Step 2: Find the Left Side Size
The left side must contain half of the total elements. We use (total + 1) / 2 so that odd-length cases keep the extra value on the left side.
Step 3: Choose Two Cut Positions
Binary search chooses the cut position in the first array. The cut position in the second array is calculated automatically.
firstCut + secondCut = leftSideSize
Step 4: Compare Border Values
We check the values near both cuts. The algorithm only needs four values:
firstLeftfirstRightsecondLeftsecondRight
Step 5: Return the Median
If the total number of elements is odd, return the larger value from the left side. If the total is even, return the average of the largest left value and the smallest right value.
Output for the Example
5
The combined sorted order is [1, 4, 5, 6, 233], so the median is 5.
Time and Space Complexity
- Time Complexity:
O(log(min(m, n))) - Space Complexity:
O(1)
The algorithm is fast because it does not merge arrays. It only moves the partition until the correct middle position is found.
Key Points to Remember
- Both arrays must be sorted before using this method.
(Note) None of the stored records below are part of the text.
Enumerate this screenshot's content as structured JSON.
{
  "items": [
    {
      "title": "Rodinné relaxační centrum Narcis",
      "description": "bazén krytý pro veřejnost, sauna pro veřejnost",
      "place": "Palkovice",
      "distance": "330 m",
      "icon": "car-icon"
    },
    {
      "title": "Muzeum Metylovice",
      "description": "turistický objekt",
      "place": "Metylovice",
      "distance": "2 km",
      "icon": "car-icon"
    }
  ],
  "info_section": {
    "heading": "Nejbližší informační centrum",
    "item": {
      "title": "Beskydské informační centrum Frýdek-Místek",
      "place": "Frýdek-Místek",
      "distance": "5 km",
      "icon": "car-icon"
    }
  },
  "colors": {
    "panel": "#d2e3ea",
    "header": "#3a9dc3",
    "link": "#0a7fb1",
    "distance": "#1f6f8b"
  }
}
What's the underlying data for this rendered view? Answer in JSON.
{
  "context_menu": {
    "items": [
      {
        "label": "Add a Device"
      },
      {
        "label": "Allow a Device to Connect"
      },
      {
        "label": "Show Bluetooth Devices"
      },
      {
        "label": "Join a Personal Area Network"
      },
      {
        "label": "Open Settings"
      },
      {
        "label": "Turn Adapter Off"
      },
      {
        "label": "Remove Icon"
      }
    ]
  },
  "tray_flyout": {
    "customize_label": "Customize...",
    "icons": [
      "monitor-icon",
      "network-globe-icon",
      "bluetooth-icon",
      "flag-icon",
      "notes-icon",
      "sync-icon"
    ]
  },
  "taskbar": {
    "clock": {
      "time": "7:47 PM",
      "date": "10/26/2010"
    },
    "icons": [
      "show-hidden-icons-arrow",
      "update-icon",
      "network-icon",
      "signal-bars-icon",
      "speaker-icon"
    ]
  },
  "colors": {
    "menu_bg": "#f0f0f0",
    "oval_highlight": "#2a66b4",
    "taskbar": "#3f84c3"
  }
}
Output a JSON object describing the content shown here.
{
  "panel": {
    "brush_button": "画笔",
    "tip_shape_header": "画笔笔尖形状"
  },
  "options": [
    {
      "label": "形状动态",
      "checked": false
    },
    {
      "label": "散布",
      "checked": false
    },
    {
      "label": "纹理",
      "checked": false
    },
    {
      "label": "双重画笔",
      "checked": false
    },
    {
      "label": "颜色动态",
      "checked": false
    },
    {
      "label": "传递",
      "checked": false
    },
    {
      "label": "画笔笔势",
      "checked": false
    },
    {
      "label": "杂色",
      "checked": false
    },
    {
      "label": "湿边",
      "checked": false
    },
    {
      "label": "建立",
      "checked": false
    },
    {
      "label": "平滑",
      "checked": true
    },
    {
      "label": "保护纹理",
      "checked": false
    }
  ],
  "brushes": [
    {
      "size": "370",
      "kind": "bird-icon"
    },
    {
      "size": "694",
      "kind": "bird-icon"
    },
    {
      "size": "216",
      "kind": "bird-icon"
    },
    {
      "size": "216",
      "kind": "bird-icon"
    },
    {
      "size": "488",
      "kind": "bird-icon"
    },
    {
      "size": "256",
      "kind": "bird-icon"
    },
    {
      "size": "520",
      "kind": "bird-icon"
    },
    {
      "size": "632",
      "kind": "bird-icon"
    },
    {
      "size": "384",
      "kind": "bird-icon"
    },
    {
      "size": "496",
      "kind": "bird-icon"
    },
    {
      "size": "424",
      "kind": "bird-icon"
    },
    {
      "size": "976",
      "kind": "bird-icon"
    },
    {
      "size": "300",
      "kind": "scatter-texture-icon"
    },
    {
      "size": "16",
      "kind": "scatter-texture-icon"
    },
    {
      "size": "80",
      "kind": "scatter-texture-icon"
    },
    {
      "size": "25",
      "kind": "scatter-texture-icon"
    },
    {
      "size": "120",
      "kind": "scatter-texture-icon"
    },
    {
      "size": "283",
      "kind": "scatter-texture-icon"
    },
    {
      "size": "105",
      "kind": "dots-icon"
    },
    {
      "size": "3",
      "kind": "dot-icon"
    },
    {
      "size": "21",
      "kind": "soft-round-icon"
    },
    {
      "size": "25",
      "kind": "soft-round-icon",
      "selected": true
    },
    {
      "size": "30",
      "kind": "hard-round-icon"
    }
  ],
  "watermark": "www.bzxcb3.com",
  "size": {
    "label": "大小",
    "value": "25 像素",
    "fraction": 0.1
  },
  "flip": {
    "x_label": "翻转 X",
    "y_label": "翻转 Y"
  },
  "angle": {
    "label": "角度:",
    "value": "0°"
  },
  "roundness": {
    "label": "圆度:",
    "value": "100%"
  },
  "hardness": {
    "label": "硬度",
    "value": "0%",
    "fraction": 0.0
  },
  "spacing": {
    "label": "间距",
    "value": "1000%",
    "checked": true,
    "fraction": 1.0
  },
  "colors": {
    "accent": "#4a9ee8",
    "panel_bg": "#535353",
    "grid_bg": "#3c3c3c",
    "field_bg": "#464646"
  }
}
- Binary search should be applied to the smaller array.
- The left side should contain half of the total elements.
- The correct partition gives the median immediately.
- This solution avoids extra memory because it does not merge arrays.
Conclusion
The median of two sorted arrays problem looks difficult at first, but the partition idea makes it easier. Instead of merging arrays, we use binary search to find the correct split point.
This method works efficiently in both Python and Java and is a strong example of using binary search for optimized problem solving.